On the question of what is sufficient ID that you need to carry on you, the legal position does not seem that clear, which is perhaps why there is so much contradictory advice. One law firm even seems to suggest a lot of it comes down to the discretion of the individual police officer (http://www.sunbeltlegaladvisors.com/carrying-id-thai-law/). The safest option is to always carry your passport. I personally rarely have my passport on me, but I do carry a drivers’ license, a photocopy of my passport, and I will bring my passport with me if I travel away from Bangkok (eg to the beach). That way, the worst case scenario while I am in Bangkok is I need to call someone to go and fetch my passport from my condo.

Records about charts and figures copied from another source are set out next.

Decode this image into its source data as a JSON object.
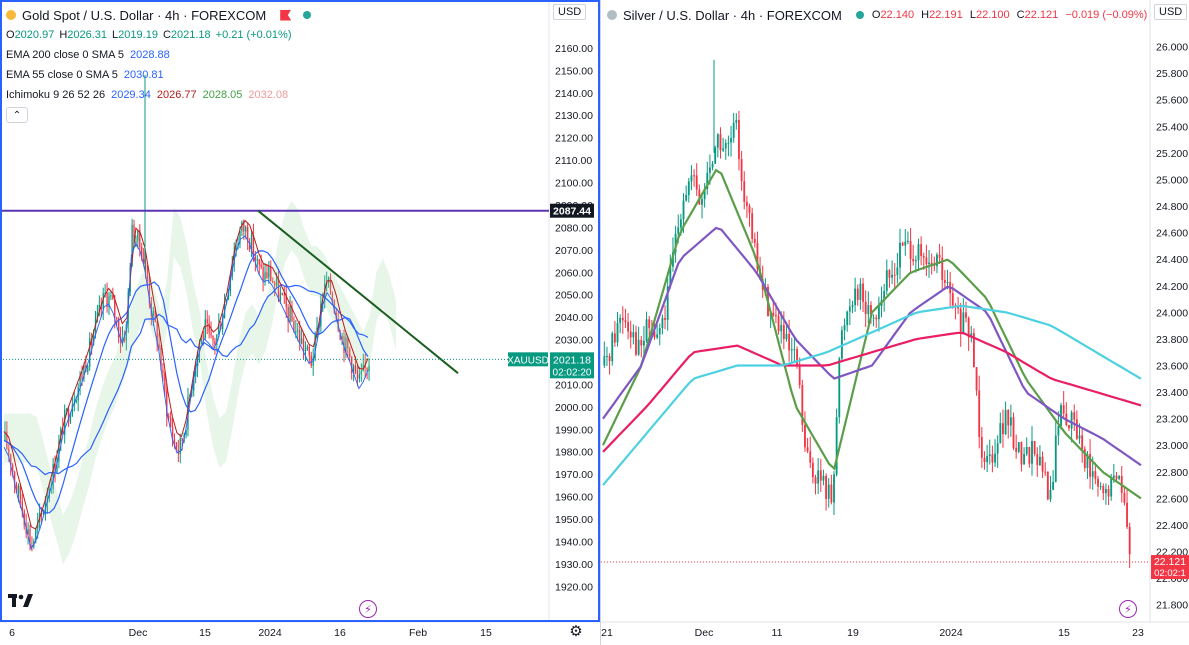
{
  "gold": {
    "title": "Gold Spot / U.S. Dollar · 4h · FOREXCOM",
    "ohlc": {
      "o_k": "O",
      "o": "2020.97",
      "h_k": "H",
      "h": "2026.31",
      "l_k": "L",
      "l": "2019.19",
      "c_k": "C",
      "c": "2021.18",
      "change": "+0.21 (+0.01%)"
    },
    "indicators": [
      {
        "label": "EMA 200 close 0 SMA 5",
        "values": [
          "2028.88"
        ],
        "colors": [
          "#2962ff"
        ]
      },
      {
        "label": "EMA 55 close 0 SMA 5",
        "values": [
          "2030.81"
        ],
        "colors": [
          "#2962ff"
        ]
      },
      {
        "label": "Ichimoku 9 26 52 26",
        "values": [
          "2029.34",
          "2026.77",
          "2028.05",
          "2032.08"
        ],
        "colors": [
          "#2962ff",
          "#b71c1c",
          "#43a047",
          "#ef9a9a"
        ]
      }
    ],
    "collapse_icon": "chevron-up-icon",
    "currency": "USD",
    "price_label": "2087.44",
    "symbol_tag": "XAUUSD",
    "last_price": "2021.18",
    "countdown": "02:02:20",
    "x_ticks": [
      "6",
      "Dec",
      "15",
      "2024",
      "16",
      "Feb",
      "15"
    ],
    "logo": "tv-logo",
    "settings_icon": "gear-icon",
    "colors": {
      "up": "#089981",
      "down": "#f23645",
      "hline": "#5b34b3",
      "trend": "#1b5e20"
    }
  },
  "silver": {
    "title": "Silver / U.S. Dollar · 4h · FOREXCOM",
    "ohlc": {
      "o_k": "O",
      "o": "22.140",
      "h_k": "H",
      "h": "22.191",
      "l_k": "L",
      "l": "22.100",
      "c_k": "C",
      "c": "22.121",
      "change": "−0.019 (−0.09%)"
    },
    "currency": "USD",
    "last_price": "22.121",
    "countdown": "02:02:1",
    "x_ticks": [
      "21",
      "Dec",
      "11",
      "19",
      "2024",
      "15",
      "23"
    ],
    "colors": {
      "ema_fast": "#5b9e4a",
      "ema_mid": "#7e57c2",
      "ema_slow": "#e91e63",
      "ema_long": "#4dd0e1"
    }
  },
  "chart_data": [
    {
      "type": "candlestick",
      "title": "Gold Spot / U.S. Dollar · 4h · FOREXCOM",
      "ylim": [
        1915,
        2168
      ],
      "y_ticks": [
        1920,
        1930,
        1940,
        1950,
        1960,
        1970,
        1980,
        1990,
        2000,
        2010,
        2020,
        2030,
        2040,
        2050,
        2060,
        2070,
        2080,
        2090,
        2100,
        2110,
        2120,
        2130,
        2140,
        2150,
        2160
      ],
      "close_path": [
        1985,
        1978,
        1965,
        1958,
        1948,
        1938,
        1945,
        1952,
        1962,
        1970,
        1980,
        1992,
        1998,
        2005,
        2010,
        2018,
        2025,
        2035,
        2042,
        2050,
        2048,
        2040,
        2030,
        2035,
        2078,
        2075,
        2070,
        2055,
        2040,
        2030,
        2010,
        1995,
        1985,
        1980,
        1990,
        2005,
        2020,
        2030,
        2035,
        2028,
        2030,
        2040,
        2050,
        2065,
        2075,
        2080,
        2078,
        2070,
        2062,
        2058,
        2060,
        2055,
        2050,
        2045,
        2040,
        2035,
        2030,
        2025,
        2020,
        2030,
        2048,
        2055,
        2050,
        2040,
        2030,
        2025,
        2018,
        2010,
        2015,
        2021.18
      ],
      "horizontal_level": 2087.44,
      "trend_line": [
        {
          "x": 0.43,
          "y": 2087.44
        },
        {
          "x": 0.76,
          "y": 2015
        }
      ],
      "last_price": 2021.18
    },
    {
      "type": "candlestick",
      "title": "Silver / U.S. Dollar · 4h · FOREXCOM",
      "ylim": [
        21.7,
        26.2
      ],
      "y_ticks": [
        21.8,
        22.0,
        22.2,
        22.4,
        22.6,
        22.8,
        23.0,
        23.2,
        23.4,
        23.6,
        23.8,
        24.0,
        24.2,
        24.4,
        24.6,
        24.8,
        25.0,
        25.2,
        25.4,
        25.6,
        25.8,
        26.0
      ],
      "close_path": [
        23.6,
        23.8,
        24.0,
        23.9,
        23.7,
        23.9,
        23.8,
        24.0,
        24.5,
        24.9,
        25.0,
        24.8,
        25.1,
        25.3,
        25.2,
        25.4,
        24.9,
        24.5,
        24.2,
        24.0,
        23.9,
        23.7,
        23.6,
        22.9,
        22.8,
        22.7,
        22.6,
        23.8,
        24.1,
        24.2,
        24.0,
        24.0,
        24.2,
        24.3,
        24.5,
        24.5,
        24.4,
        24.3,
        24.4,
        24.2,
        24.0,
        23.9,
        23.8,
        23.0,
        22.9,
        23.1,
        23.2,
        23.0,
        22.9,
        23.0,
        22.8,
        22.6,
        23.3,
        23.2,
        23.1,
        22.9,
        22.7,
        22.6,
        22.7,
        22.8,
        22.121
      ],
      "series": [
        {
          "values": [
            23.0,
            23.6,
            24.6,
            25.1,
            24.4,
            23.3,
            22.8,
            24.0,
            24.3,
            24.4,
            24.1,
            23.5,
            23.1,
            22.8,
            22.6
          ]
        },
        {
          "values": [
            23.2,
            23.6,
            24.4,
            24.65,
            24.3,
            23.8,
            23.5,
            23.6,
            24.0,
            24.2,
            24.0,
            23.4,
            23.2,
            23.05,
            22.85
          ]
        },
        {
          "values": [
            22.95,
            23.3,
            23.7,
            23.75,
            23.6,
            23.6,
            23.7,
            23.8,
            23.85,
            23.7,
            23.5,
            23.4,
            23.3
          ]
        },
        {
          "values": [
            22.7,
            23.1,
            23.5,
            23.6,
            23.6,
            23.7,
            23.85,
            24.0,
            24.05,
            24.0,
            23.9,
            23.7,
            23.5
          ]
        }
      ],
      "last_price": 22.121
    }
  ]
}
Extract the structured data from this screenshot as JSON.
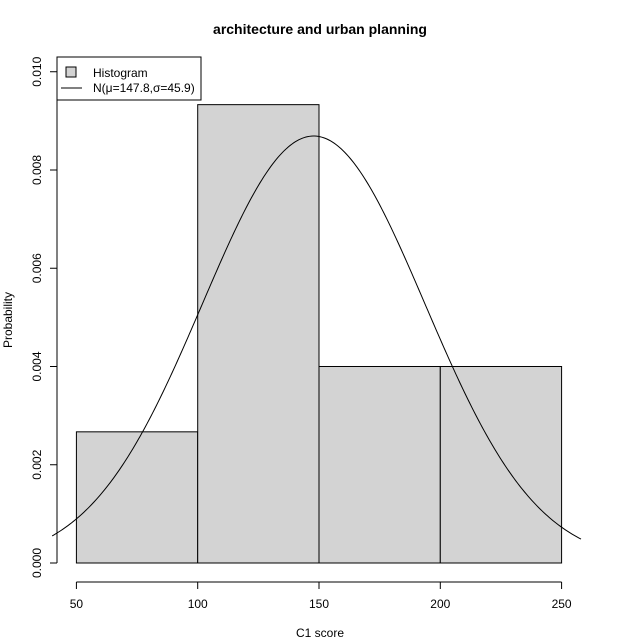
{
  "chart_data": {
    "type": "bar",
    "subtype": "histogram with normal curve",
    "title": "architecture and urban planning",
    "xlabel": "C1 score",
    "ylabel": "Probability",
    "bins": [
      {
        "start": 50,
        "end": 100,
        "value": 0.00267
      },
      {
        "start": 100,
        "end": 150,
        "value": 0.00933
      },
      {
        "start": 150,
        "end": 200,
        "value": 0.004
      },
      {
        "start": 200,
        "end": 250,
        "value": 0.004
      }
    ],
    "curve": {
      "mu": 147.8,
      "sigma": 45.9,
      "x_range": [
        40,
        258
      ]
    },
    "xlim": [
      42,
      258
    ],
    "ylim": [
      0,
      0.0103
    ],
    "x_ticks": [
      50,
      100,
      150,
      200,
      250
    ],
    "x_tick_labels": [
      "50",
      "100",
      "150",
      "200",
      "250"
    ],
    "y_ticks": [
      0,
      0.002,
      0.004,
      0.006,
      0.008,
      0.01
    ],
    "y_tick_labels": [
      "0.000",
      "0.002",
      "0.004",
      "0.006",
      "0.008",
      "0.010"
    ],
    "grid": false,
    "legend": {
      "position": "top-left",
      "entries": [
        {
          "label": "Histogram",
          "kind": "box"
        },
        {
          "label": "N(μ=147.8,σ=45.9)",
          "kind": "line"
        }
      ]
    },
    "colors": {
      "bar_fill": "#d3d3d3",
      "bar_stroke": "#000000",
      "curve": "#000000"
    }
  }
}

Hopefully, my suggestions better help you to understand how to react if you are stopped and searched. Unless you have done something wrong, it is nothing to panic about. Just remain polite, let the police carry out a search, and then go on your way. There are plenty of reports springing up on the internet about some rather scary searches that have occurred. Although I am not saying some of those reports are outright lies, I have never personally witnessed (nor heard from a reliable source) anything similar. Therefore, where things do go off the rails, it would seem to be a rare occurrence and I would have to ask whether there is any information (eg the way the person being searched was acting or behaving) that had been omitted from their online post. I still think the best advice is: don’t piss off the police in the first place. If you act rude, you make them lose face and you become a target.